Tot slot kan ook op grond van de verklaring van de vader van [appellant] dat de oudste bus met kenteken [kenteken 1] meer dan 300.000 kilometer had gelopen, niet worden aangenomen dat deze bus ten tijde van de verkoop aan [appellant] € 6.000,00 waard was althans minder dan de gangbare verkoopwaarde van € 13.000,00. Op de door de curator als productie 9 bij conclusie van antwoord overgelegde lijst van de website [website] – waarop de tussen partijen als onbetwist vaststaande gangbare verkoopwaarde ad € 13.000,00 van vergelijkbare bussen is gebaseerd – staan immers diverse bussen met een vergelijkbare kilometerstand vermeld.
11.11.
Het voorgaande brengt mee dat [appellant] er niet in is geslaagd om het door de curator bijgebrachte bewijs te ontzenuwen dat de bussen ten tijde van de verkoop door [International] aan [appellant] € 13.000,00 en € 17.000,00 waard waren.
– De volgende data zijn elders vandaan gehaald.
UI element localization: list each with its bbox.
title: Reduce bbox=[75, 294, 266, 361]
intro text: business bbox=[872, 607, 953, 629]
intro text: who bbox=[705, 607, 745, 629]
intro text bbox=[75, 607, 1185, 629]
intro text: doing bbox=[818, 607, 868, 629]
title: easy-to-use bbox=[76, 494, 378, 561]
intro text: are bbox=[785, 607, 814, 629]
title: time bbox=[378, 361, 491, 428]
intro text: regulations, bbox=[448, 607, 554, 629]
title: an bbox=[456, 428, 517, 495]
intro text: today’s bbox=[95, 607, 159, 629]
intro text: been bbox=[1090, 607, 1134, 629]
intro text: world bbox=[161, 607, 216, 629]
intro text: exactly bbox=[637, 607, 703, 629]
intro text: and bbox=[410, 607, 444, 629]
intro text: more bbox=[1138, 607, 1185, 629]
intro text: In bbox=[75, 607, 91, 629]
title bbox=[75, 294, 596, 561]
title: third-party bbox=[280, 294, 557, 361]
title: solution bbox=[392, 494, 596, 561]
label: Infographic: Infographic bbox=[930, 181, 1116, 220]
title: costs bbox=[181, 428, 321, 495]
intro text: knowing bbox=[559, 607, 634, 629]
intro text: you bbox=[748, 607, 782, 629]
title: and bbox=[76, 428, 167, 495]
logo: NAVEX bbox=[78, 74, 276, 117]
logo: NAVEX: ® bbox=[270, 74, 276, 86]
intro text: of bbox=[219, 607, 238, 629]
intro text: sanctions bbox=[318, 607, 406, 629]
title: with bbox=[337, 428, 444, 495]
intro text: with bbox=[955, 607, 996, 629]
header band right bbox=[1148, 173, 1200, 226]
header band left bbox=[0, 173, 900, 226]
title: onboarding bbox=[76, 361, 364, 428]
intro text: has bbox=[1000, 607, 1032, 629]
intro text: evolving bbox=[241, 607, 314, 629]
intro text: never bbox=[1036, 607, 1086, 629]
Dat betekent dat ook in hoger beroep vaststaat dat de boedel van [International] voor in totaal € 16.000,00 is benadeeld doordat [International] deze bussen kort voor haar faillissement voor € 6.000,00 respectievelijk
€ 8.000,00 aan [appellant] heeft verkocht. Grief IV faalt dus.
11.12.
In het tussenarrest is reeds geoordeeld dat ook de overige grieven I t/m III falen. Het hof zal de bestreden vonnissen daarom bekrachtigen. [appellant] zal als de in het ongelijk gestelde partij worden veroordeeld in de proceskosten van het hoger beroep.

12.De uitspraak

Het hof:
bekrachtigt de vonnissen waarvan beroep van 7 september 2011 en 14 december 2011;
veroordeelt [appellant] in de proceskosten van het hoger beroep, welke kosten tot op heden aan de zijde van de curator worden begroot op € 1.815,00 aan verschotten en op € 3.262,00 aan salaris advocaat;
en bepaalt dat deze bedragen binnen veertien dagen na de dag van deze uitspraak moeten zijn voldaan, te vermeerderen met de wettelijke rente als bedoeld in artikel 6:119 BW vanaf het einde van voormelde termijn tot aan de dag der voldoening;
verklaart dit arrest uitvoerbaar bij voorraad.
Dit arrest is gewezen door mrs. S. Riemens, P.M. Arnoldus-Smit en D.A.E.M. Hulskes en in het openbaar uitgesproken door de rolraadsheer op 24 juni 2014.